Near the entrance to the village he turned the jeep into a side road that went winding steeply up between terraced fields of rice and vegetables, interspersed with-orchards and, here and there, plantations of young trees destined, Dr. Robert explained, to supply the pulp mills of Shivapuram with their raw material.

"How many papers does Pala support?" Will enquired and was surprised to learn that there was only one. "Who enjoys the monopoly? The government? The party in power? The local Joe Aldehyde?"

"Nobody enjoys a monopoly," Dr. Robert assured him. "There's a panel of editors representing half a dozen different parties and interests. Each of them gets his allotted space for comment and criticism. The reader's in a position to compare their arguments and make up his own mind. I remember how shocked I was the first time I read one of your big-circulation newspapers. The bias of the headlines, the systematic one-sided-ness of the reporting and the commentaries, the catchwords and slogans instead of argument. No serious appeal to reason. Instead, a systematic effort to install conditioned reflexes in the minds of the voters-and, for the rest, crime, divorce, anecdotes, twaddle, anything to keep them distracted, anything to prevent them from thinking."

The car climbed on and now they were on a ridge between two headlong descents, with a tree-fringed lake down at the bottom of a gorge to their left and to the right a broader valley where, between two tree-shaded villages, like an incongruous piece of pure geometry, sprawled a huge factory.

"Cement?" Will questioned.

Dr.

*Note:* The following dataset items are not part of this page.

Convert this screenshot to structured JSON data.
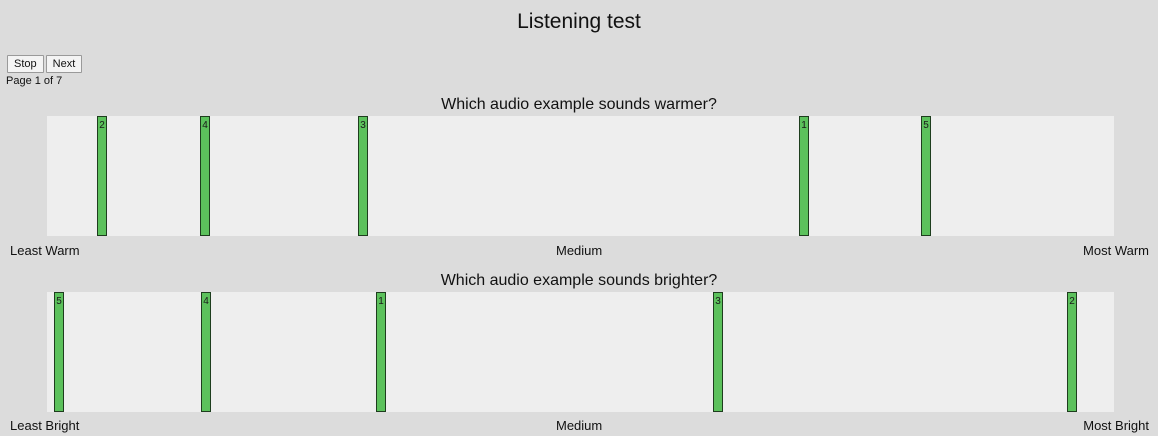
{
  "title": "Listening test",
  "controls": {
    "stop_label": "Stop",
    "next_label": "Next"
  },
  "page_info": "Page 1 of 7",
  "questions": [
    {
      "text": "Which audio example sounds warmer?",
      "scale": {
        "left": "Least Warm",
        "middle": "Medium",
        "right": "Most Warm"
      },
      "markers": [
        {
          "label": "2",
          "position": 0.047
        },
        {
          "label": "4",
          "position": 0.145
        },
        {
          "label": "3",
          "position": 0.294
        },
        {
          "label": "1",
          "position": 0.711
        },
        {
          "label": "5",
          "position": 0.827
        }
      ]
    },
    {
      "text": "Which audio example sounds brighter?",
      "scale": {
        "left": "Least Bright",
        "middle": "Medium",
        "right": "Most Bright"
      },
      "markers": [
        {
          "label": "5",
          "position": 0.007
        },
        {
          "label": "4",
          "position": 0.146
        },
        {
          "label": "1",
          "position": 0.311
        },
        {
          "label": "3",
          "position": 0.63
        },
        {
          "label": "2",
          "position": 0.965
        }
      ]
    }
  ]
}
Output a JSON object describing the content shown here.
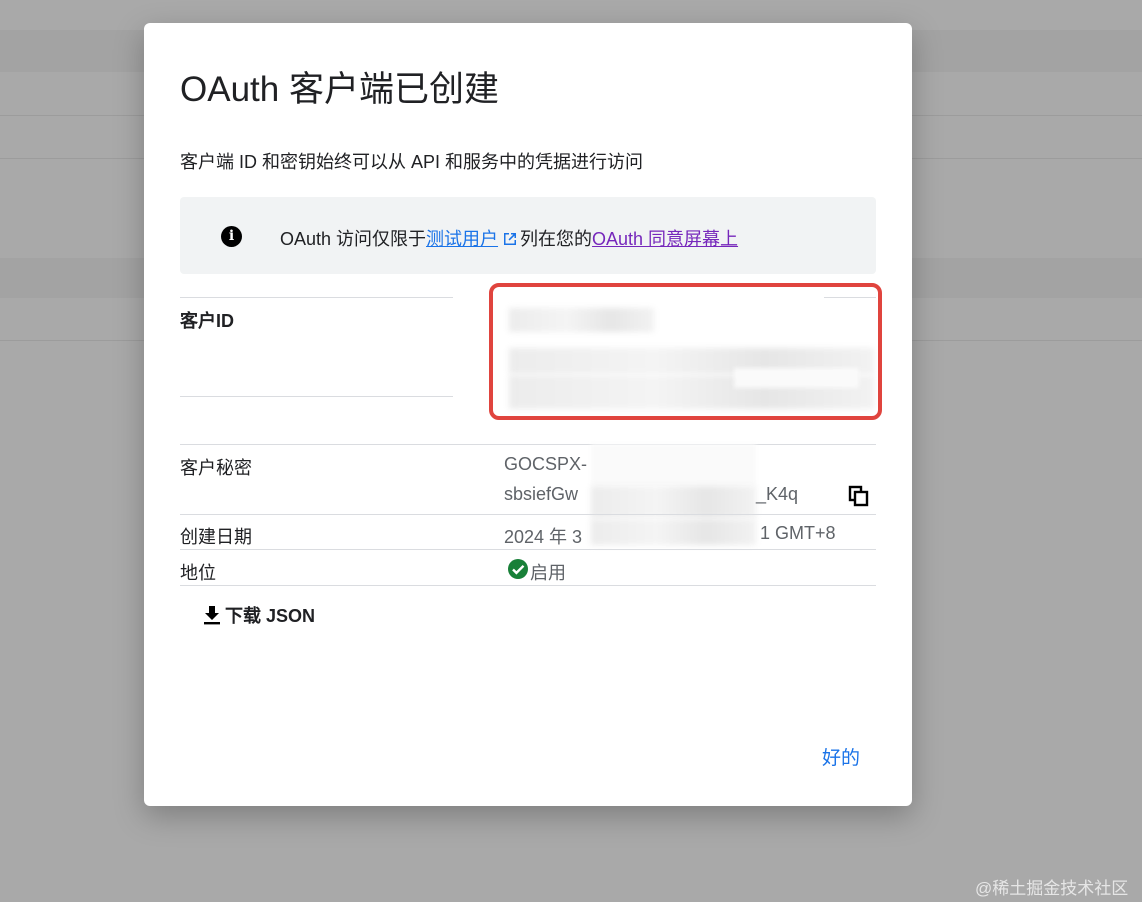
{
  "dialog": {
    "title": "OAuth 客户端已创建",
    "subtitle": "客户端 ID 和密钥始终可以从 API 和服务中的凭据进行访问",
    "info": {
      "prefix": "OAuth 访问仅限于",
      "link_test_users": "测试用户",
      "middle": "列在您的",
      "link_consent": "OAuth 同意屏幕上"
    },
    "client_id": {
      "label": "客户ID"
    },
    "client_secret": {
      "label": "客户秘密",
      "line1": "GOCSPX-",
      "line2_start": "sbsiefGw",
      "line2_end": "_K4q"
    },
    "created": {
      "label": "创建日期",
      "value_start": "2024 年 3",
      "value_end": "1 GMT+8"
    },
    "status": {
      "label": "地位",
      "value": "启用"
    },
    "download_label": "下载 JSON",
    "ok_label": "好的"
  },
  "watermark": "@稀土掘金技术社区",
  "colors": {
    "link": "#1a73e8",
    "link_visited": "#7627bb",
    "highlight_border": "#e0443e",
    "status_ok": "#188038"
  },
  "icons": [
    "info-icon",
    "external-link-icon",
    "copy-icon",
    "check-circle-icon",
    "download-icon"
  ]
}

Robert nodded. "One of the indispensable industries. We produce all we need and a surplus for export."

"And those villages supply the manpower?"

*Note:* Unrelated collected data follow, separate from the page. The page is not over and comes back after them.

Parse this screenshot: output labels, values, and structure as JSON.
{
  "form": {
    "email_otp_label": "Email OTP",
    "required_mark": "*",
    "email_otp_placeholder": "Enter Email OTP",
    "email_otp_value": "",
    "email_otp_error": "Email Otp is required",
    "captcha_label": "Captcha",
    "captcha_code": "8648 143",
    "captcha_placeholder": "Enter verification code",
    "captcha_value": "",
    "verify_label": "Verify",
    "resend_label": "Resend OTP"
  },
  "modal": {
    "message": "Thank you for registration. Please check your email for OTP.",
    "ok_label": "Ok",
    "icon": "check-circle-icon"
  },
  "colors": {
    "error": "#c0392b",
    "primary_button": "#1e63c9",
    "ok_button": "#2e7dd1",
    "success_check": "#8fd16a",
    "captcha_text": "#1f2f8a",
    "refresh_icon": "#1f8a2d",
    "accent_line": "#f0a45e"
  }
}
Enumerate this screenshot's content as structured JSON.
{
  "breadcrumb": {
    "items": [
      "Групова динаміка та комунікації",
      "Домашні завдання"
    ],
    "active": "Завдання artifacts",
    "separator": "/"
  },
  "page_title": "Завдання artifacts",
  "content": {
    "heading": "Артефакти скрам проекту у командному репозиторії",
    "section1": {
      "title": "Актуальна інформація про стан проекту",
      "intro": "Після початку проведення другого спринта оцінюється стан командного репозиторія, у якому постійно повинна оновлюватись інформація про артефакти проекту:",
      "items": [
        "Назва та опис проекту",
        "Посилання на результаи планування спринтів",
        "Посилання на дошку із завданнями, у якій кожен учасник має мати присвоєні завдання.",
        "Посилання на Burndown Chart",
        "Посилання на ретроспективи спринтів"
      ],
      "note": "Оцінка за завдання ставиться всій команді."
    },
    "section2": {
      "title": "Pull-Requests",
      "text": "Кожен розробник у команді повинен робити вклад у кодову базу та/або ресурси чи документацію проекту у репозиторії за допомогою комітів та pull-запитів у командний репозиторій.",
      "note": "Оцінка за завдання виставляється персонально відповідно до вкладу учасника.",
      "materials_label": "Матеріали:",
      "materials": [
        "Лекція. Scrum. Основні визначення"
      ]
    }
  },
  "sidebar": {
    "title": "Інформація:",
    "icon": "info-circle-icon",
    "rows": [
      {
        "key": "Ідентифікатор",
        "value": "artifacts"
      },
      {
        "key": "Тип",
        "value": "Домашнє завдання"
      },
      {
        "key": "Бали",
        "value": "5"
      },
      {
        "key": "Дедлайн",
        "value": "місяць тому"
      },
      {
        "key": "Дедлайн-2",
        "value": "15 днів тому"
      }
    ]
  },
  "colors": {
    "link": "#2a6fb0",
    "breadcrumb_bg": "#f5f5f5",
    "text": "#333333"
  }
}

"In the intervals of agriculture and work in the forest and the sawmills."

"Does that kind of part-time system work well?"

"It depends what you mean by 'well.' It doesn't result in maximum efficiency. But then in Pala maximum efficiency isn't the categorical imperative that it is with you. You think first of getting the biggest possible output in the shortest possible time. We think first of human beings and their satisfactions. Changing jobs doesn't make for the biggest output in the fewest days. But most people like it better than doing one kind of job all their lives. If it's a choice between mechanical efficiency and human satisfaction, we choose satisfaction."

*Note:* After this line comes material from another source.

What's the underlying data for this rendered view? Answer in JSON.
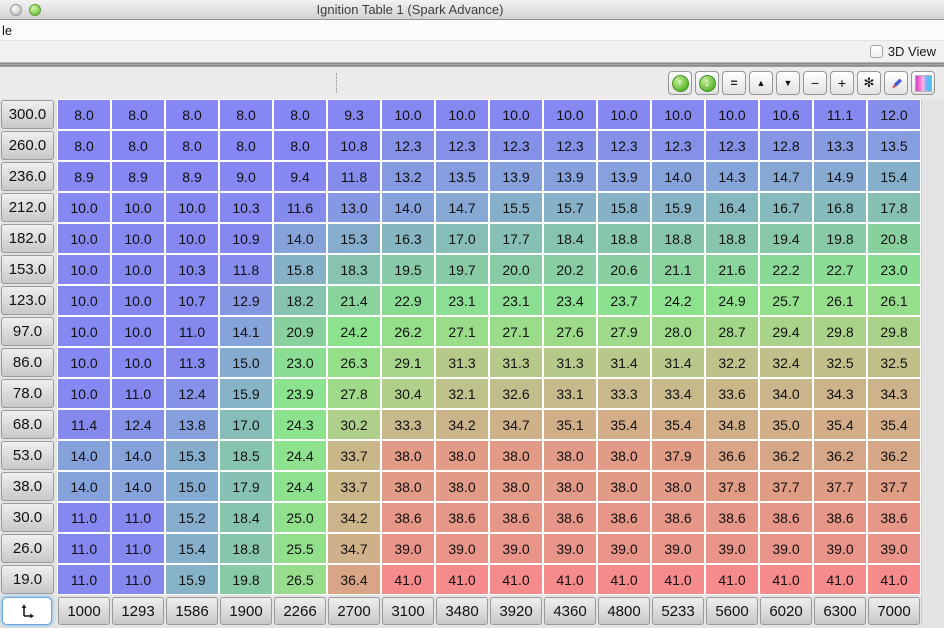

"When I was twenty," Vijaya now volunteered, "I put in four months at that cement plant-and after that ten weeks making superphosphates and then six months in the jungle, as a lumberjack."

"All this ghastly honest toil!"

"Twenty years earlier," said Dr. Robert, "I did a stint at the copper smelters. After which I had a taste of the sea on a fishing boat. Sampling all kinds of work-it's part of everybody's education. One learns an enormous amount that way-about things and skills and organizations, about all kinds of people and their ways of thinking."